Dimanche 20 Septembre 2015 : Castronuño > Toro - 21,5 km

 


    Le Poète

    Le lit des choses est grand ouvert. Je me suis endormi, pensant que c'était trop beau
    et que la terre s'échapperait. Je craignais tout des ventilations absurdes d'une nuit en colère.
    Les matins me fustigeaient. Je vivais crédu­lement. Sourcier infatigable, je cherchais l'Orifice originel, premier ouvrage par où passer la tête et crier au Soleil. J'ai trouvé! Je confectionne sur mesure une amoureuse. (En vérité, elle m'est venue d'une ville rêvée posée sur de grands boutons-d'or.) 

    Les peu­pliers s'organisent. Les rossignols composent. Il me souvient que l'ivresse nous emporta dans
    un vivant exercice : le mariage. Elle était si naturelle sous sa robe. Je fus sensible aux courbes aux
    frémissements particuliers aux aspérités inattendues de sa chair, à la marée montante ou descendante
    des muscles, à la dentelle des phrases ajourées de soupirs, à ses lianes ses diadèmes ses chevelures
    ses crépuscules d'Eve naissante, à la sagesse et à la déchirure de ses bords. 

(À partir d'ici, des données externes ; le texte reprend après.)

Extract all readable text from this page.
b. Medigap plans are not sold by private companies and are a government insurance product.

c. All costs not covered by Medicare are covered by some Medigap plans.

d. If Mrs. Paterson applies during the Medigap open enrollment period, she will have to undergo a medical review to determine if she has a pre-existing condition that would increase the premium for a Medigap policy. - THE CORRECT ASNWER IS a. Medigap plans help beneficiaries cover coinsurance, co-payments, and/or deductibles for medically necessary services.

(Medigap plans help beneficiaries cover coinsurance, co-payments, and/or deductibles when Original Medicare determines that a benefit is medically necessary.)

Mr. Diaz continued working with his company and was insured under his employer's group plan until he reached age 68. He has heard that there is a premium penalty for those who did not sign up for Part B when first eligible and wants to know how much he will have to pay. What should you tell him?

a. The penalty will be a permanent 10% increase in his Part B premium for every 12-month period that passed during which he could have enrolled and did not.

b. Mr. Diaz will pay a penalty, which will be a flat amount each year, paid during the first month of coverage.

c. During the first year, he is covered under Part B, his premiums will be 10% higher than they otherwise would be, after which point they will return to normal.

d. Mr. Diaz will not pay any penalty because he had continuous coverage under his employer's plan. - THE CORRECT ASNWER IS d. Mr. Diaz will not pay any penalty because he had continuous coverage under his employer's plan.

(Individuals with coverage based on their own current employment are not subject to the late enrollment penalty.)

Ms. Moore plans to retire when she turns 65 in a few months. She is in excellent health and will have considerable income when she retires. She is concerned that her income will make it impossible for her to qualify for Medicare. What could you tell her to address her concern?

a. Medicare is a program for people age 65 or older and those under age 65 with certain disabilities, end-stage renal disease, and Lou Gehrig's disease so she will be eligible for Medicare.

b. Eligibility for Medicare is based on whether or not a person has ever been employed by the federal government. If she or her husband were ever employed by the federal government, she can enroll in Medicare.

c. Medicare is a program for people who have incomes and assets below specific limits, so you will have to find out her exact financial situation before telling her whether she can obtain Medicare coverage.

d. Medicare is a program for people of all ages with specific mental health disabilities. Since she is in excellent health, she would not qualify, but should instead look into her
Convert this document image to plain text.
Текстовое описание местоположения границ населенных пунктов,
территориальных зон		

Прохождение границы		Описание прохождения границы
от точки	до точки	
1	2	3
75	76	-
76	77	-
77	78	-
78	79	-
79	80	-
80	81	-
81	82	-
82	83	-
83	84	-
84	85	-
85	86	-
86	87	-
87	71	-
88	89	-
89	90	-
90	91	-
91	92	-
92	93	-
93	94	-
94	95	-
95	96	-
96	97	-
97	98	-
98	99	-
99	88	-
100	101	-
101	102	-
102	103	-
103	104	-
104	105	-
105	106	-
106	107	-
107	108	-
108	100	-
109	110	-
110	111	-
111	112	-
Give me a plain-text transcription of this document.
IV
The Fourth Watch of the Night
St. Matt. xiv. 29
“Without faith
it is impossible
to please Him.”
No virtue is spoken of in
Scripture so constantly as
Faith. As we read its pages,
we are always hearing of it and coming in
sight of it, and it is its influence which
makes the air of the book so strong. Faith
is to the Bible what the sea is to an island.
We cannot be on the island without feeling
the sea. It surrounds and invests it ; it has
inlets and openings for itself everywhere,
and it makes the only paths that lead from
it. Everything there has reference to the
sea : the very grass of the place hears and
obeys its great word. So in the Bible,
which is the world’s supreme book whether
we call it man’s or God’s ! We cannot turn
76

    Elle me parla comme à un bouclier. J'avais autorité pour prendre sa défense. Pieds nus sur le fil blanc
    du rêve, nous courions après nos vêtements en allés. Jamais funambules ne furent si heureux de se
    rejoindre. Et je m'éveille, à l'unisson des terrasses où nos corps à bien menèrent leur cure. Désormais
    l'invention demeure. Ma femme sera mon paysage sen­suel, le diorama de mon âme. Le monde s'est
    embelli. J'aspire littéralement l'avenir. La clarté du jour m'assiste. Je grimpe à l'échelle de corde de
    l'enthousiasme. 

    O c'est plus que jamais l'heure des diamants érectiles ! Les alentours se métamorphosent.
    De coutume le coeur de la biche ne boule pas ainsi, l'eau a moins de charme, les oiseaux ne tombent
    pas si verticalement sur le ciel, l'air n'offre pas sa charpente avec autant de pompe ou de vigueur.
    Je vois enfin le plus beau frisson de l'arbre. Et le silence a trop vite plongé son glaive dans la pierre
    pour que je ne devine rien : Tu es là.

    Henri Pichette
    In, «
    Les Epiphanies »




Matin magique sur le Rio Duero


...

Avec cette brume que le soleil levant va dissiper...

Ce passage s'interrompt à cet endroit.